Thursday, June 20, 2024

Castle Hayne sand mine that led to lawsuit against DEQ proposed again, four years later

A sand mine operation located where contaminants have breached groundwater is being proposed again. The first time the operation was up for rezoning in 2014, neighbors of the proposed operation brought a lawsuit against the state's environmental agency.

A sand mining operation is being proposed off Castle Hayne Road in New Hanover County. (Port City Daily photo/Johanna Ferebee)
A sand mining operation is being proposed off Castle Hayne Road in New Hanover County. (Port City Daily photo/Johanna Ferebee)

NEW HANOVER COUNTY — After four years, a Castle Hayne sand mine operation is being proposed for the second time. Only, this go around, property owners have the mining permit needed.

All that’s left is to re-zone the property.

RELATED: 5.25 million gallons of wastewater, CFPUA’s largest spill ever, discharged into Cape Fear River

In 2014, the same property, a 63-acre parcel tucked away off Castle Hayne Road, surrounded by over 4,000 acres of undeveloped land, was reviewed to be rezoned by New Hanover County Commissioners.

Groundwater contaminants

The property owners, Hilton Properties LP, cannot operate a sand mining operation unless it’s rezoned to heavy industrial.

Here’s where things get tricky: In the 1960s and 70s, the property’s neighbor, GE Hitachi, began producing fuel for nuclear reactors. Chemicals and heavy metals — including uranium — were dumped on the GE site but ultimately leached over property lines. The facility has operated continuously since then, and the site’s groundwater was contaminated as recently as 2013.

According to a 2012 U.S. Nuclear Regulatory Commission report, groundwater at the site – and offsite, near the proposed mine – contains excess levels of:

  • Uranium
  • Chromium
  • Flouride
  • Nitrate
  • Nitrite
  • Various organic compounds
  • Trichloroethylene
  • Cis-1
  • Dichloroethylene (cDCE)
  • Vinyl chloride (VC)
  • Calcium Fluoride

When its neighbors, Hilton Properties, applied for a mining permit in 2013 through the Department of Environment and Natural Resources (DENR), GE wrote a letter, reminding regulators of the contaminants that lurked below.

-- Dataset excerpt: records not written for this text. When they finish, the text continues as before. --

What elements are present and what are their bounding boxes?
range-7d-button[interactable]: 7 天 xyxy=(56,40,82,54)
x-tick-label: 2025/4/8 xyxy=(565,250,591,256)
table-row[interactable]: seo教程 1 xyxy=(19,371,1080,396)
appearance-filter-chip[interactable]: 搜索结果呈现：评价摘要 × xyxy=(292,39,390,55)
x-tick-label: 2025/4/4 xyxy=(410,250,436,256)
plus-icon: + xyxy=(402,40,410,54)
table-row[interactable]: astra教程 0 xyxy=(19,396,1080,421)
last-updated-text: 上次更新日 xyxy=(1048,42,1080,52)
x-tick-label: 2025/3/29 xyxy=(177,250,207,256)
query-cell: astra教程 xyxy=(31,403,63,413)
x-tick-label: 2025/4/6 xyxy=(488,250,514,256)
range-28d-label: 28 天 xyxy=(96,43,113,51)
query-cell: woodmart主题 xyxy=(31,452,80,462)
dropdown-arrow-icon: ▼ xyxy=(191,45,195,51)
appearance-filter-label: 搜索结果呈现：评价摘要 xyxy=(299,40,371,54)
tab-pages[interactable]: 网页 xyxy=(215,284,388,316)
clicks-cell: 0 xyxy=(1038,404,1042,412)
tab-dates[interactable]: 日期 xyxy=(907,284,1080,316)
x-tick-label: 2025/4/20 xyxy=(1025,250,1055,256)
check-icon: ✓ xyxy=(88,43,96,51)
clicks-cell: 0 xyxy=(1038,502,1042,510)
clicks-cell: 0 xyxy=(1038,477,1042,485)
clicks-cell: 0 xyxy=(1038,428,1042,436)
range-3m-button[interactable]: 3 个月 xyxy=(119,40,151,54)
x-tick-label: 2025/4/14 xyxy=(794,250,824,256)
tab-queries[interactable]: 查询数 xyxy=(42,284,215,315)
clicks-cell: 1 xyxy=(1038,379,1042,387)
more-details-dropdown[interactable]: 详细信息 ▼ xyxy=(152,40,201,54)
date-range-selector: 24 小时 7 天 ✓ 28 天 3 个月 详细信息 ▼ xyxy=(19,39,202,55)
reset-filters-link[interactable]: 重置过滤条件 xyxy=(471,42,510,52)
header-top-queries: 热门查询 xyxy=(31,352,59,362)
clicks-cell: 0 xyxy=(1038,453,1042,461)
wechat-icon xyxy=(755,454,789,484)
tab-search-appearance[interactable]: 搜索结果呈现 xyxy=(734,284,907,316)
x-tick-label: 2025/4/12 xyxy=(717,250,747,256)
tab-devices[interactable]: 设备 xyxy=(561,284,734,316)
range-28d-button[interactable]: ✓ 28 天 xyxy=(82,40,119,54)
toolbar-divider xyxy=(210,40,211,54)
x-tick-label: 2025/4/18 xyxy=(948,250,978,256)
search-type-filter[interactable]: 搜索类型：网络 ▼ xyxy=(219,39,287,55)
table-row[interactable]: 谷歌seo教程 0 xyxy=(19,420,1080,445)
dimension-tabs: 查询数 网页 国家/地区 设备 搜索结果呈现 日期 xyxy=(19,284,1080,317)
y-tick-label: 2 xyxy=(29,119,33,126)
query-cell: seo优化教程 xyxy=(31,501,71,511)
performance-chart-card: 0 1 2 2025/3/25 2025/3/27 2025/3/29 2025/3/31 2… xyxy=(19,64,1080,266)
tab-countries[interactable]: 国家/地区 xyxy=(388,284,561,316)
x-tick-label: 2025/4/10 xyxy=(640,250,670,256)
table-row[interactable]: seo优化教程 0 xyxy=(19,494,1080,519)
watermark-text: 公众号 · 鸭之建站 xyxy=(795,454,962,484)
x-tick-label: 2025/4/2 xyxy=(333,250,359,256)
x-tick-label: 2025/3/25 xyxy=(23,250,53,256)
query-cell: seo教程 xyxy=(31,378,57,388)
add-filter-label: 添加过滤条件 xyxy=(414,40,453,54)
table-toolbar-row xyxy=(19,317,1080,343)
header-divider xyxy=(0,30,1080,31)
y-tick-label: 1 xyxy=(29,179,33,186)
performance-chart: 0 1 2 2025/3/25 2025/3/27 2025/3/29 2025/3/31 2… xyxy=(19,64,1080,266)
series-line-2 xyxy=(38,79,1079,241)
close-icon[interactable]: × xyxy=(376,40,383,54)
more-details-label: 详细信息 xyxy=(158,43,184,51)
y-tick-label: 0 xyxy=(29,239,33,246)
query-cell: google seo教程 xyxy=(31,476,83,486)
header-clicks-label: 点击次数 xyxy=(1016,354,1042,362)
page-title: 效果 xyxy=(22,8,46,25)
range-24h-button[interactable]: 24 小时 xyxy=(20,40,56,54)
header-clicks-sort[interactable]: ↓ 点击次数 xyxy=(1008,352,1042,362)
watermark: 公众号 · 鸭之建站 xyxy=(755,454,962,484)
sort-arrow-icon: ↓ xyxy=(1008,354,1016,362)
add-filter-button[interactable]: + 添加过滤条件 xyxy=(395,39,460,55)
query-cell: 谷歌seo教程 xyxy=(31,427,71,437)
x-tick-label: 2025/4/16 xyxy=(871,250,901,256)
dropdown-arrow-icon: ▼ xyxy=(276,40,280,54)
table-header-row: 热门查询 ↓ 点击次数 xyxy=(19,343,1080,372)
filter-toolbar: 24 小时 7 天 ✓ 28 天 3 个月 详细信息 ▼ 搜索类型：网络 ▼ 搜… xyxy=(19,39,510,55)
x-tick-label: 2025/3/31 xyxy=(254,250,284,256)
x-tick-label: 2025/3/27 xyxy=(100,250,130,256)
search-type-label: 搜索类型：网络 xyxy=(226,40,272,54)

GE said through its continuous monitoring efforts, some contaminants still exceed groundwater standards below the surface.

“It is our understanding that the excavation activities will be limited to removal of sand above the water table and dewatering to mine below the water table is not planned,” GE wrote.

Regardless, DENR, which later changed its name to Department of Environmental Quality (DEQ), issued GE’s neighbors a mining permit — with no limitations on how deep permittees could mine near the water table.


A small neighborhood, Wooden Shoe, abuts the proposed mining operation. And everyone in Wooden Shoe is on a well.

After DENR issued Hilton Properties the mining permit, Wooden Shoe residents took action. A total of 21 people, including 14 Wooden Shoe residents, filed a lawsuit. The suit alleged DENR issued the permit without consideration of the property’s alignment with GE’s status as an Inactive Hazardous Waste Site.

Later, the suit fell apart because the petitioners lacked legal representation. Ultimately, the property was never rezoned.

On Oct. 4, Hilton Properties announced a community information meeting, citing Hilton Properties’ intention to apply to rezone the property for a sand mining operation.

Though Hilton Properties has not submitted its application yet, this is the first step toward rezoning.

Planned at St. James AME Church on Oct. 24 at 6 p.m., representatives of Hilton Properties will be available to answer questions and explain the current proposal.